Os investigadores identificam pelo menos 13 epígrafes (14 inscrições, em 2022) que atestam quer Arentius quer Arentia, maioritariamente localizadas no centro-oriente da Lusitânia, e, segundo Juan Olivares Pedreño, bem representadas na Egitânia. As duas divindades surgem por vezes isoladas ou, mais raramente, como par. Olivares Pedreño sugere que a sua associação como par pode refletir modelos votivos célticos de divindades masculinas e femininas. O par surge também como Arantius e Arantia, embora esta forma seja rara. Em duas inscrições da Beira Baixa, Arentius aparece como Arantio Tanginiciaeco e como Arentio Cronisensi.

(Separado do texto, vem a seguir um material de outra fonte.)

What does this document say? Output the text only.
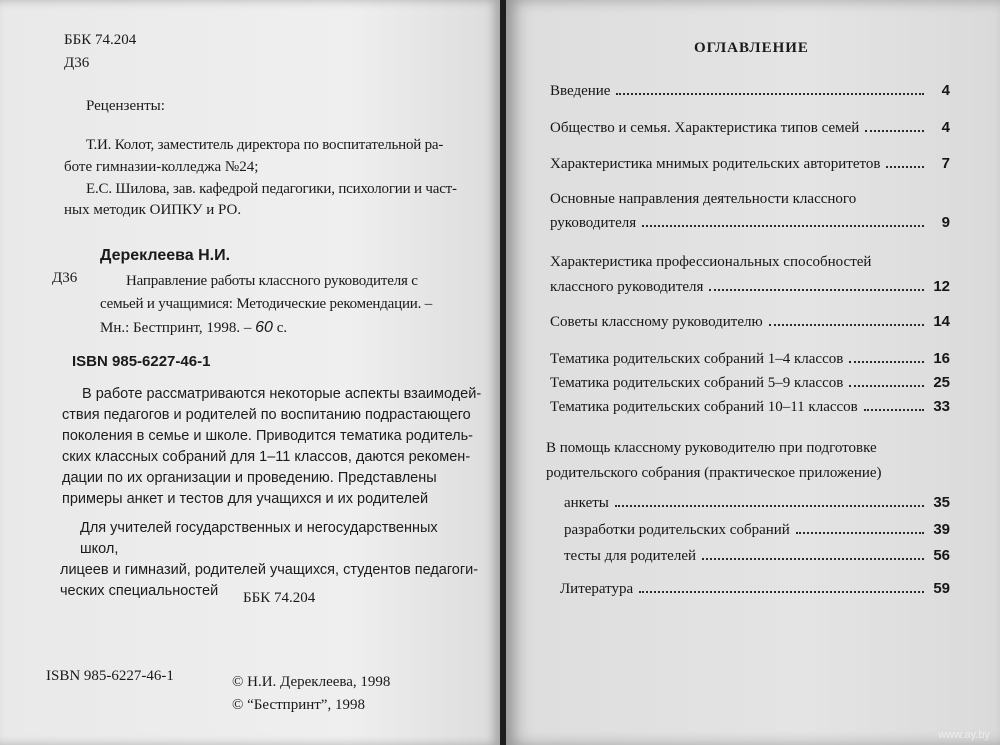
ББК 74.204
Д36
Рецензенты:
Т.И. Колот, заместитель директора по воспитательной ра-
боте гимназии-колледжа №24;
Е.С. Шилова, зав. кафедрой педагогики, психологии и част-
ных методик ОИПКУ и РО.
Дереклеева Н.И.
Д36	Направление работы классного руководителя с
семьей и учащимися: Методические рекомендации. –
Мн.: Бестпринт, 1998. – 60 с.
ISBN 985-6227-46-1
В работе рассматриваются некоторые аспекты взаимодей-
ствия педагогов и родителей по воспитанию подрастающего
поколения в семье и школе. Приводится тематика родитель-
ских классных собраний для 1–11 классов, даются рекомен-
дации по их организации и проведению. Представлены
примеры анкет и тестов для учащихся и их родителей
Для учителей государственных и негосударственных школ,
лицеев и гимназий, родителей учащихся, студентов педагоги-
ческих специальностей	ББК 74.204
ISBN 985-6227-46-1	© Н.И. Дереклеева, 1998
© “Бестпринт”, 1998
ОГЛАВЛЕНИЕ
Введение	4
Общество и семья. Характеристика типов семей	4
Характеристика мнимых родительских авторитетов	7
Основные направления деятельности классного
руководителя	9
Характеристика профессиональных способностей
классного руководителя	12
Советы классному руководителю	14
Тематика родительских собраний 1–4 классов	16
Тематика родительских собраний 5–9 классов	25
Тематика родительских собраний 10–11 классов	33
В помощь классному руководителю при подготовке
родительского собрания (практическое приложение)
анкеты	35
разработки родительских собраний	39
тесты для родителей	56
Литература	59
www.ay.by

Francisco Marco Simón propôs que o par seria constituído por divindades aquáticas, seguindo a teoria de Hans Krahe sobre a hidronímia europeia antiga, que associa o radical *ar- a nomes de corpos de água. O historiador espanhol José María Blázquez Martínez também apoia esta interpretação, e Blanca María Prósper defende igualmente que Arantio poderia estar relacionado com uma divindade fluvial.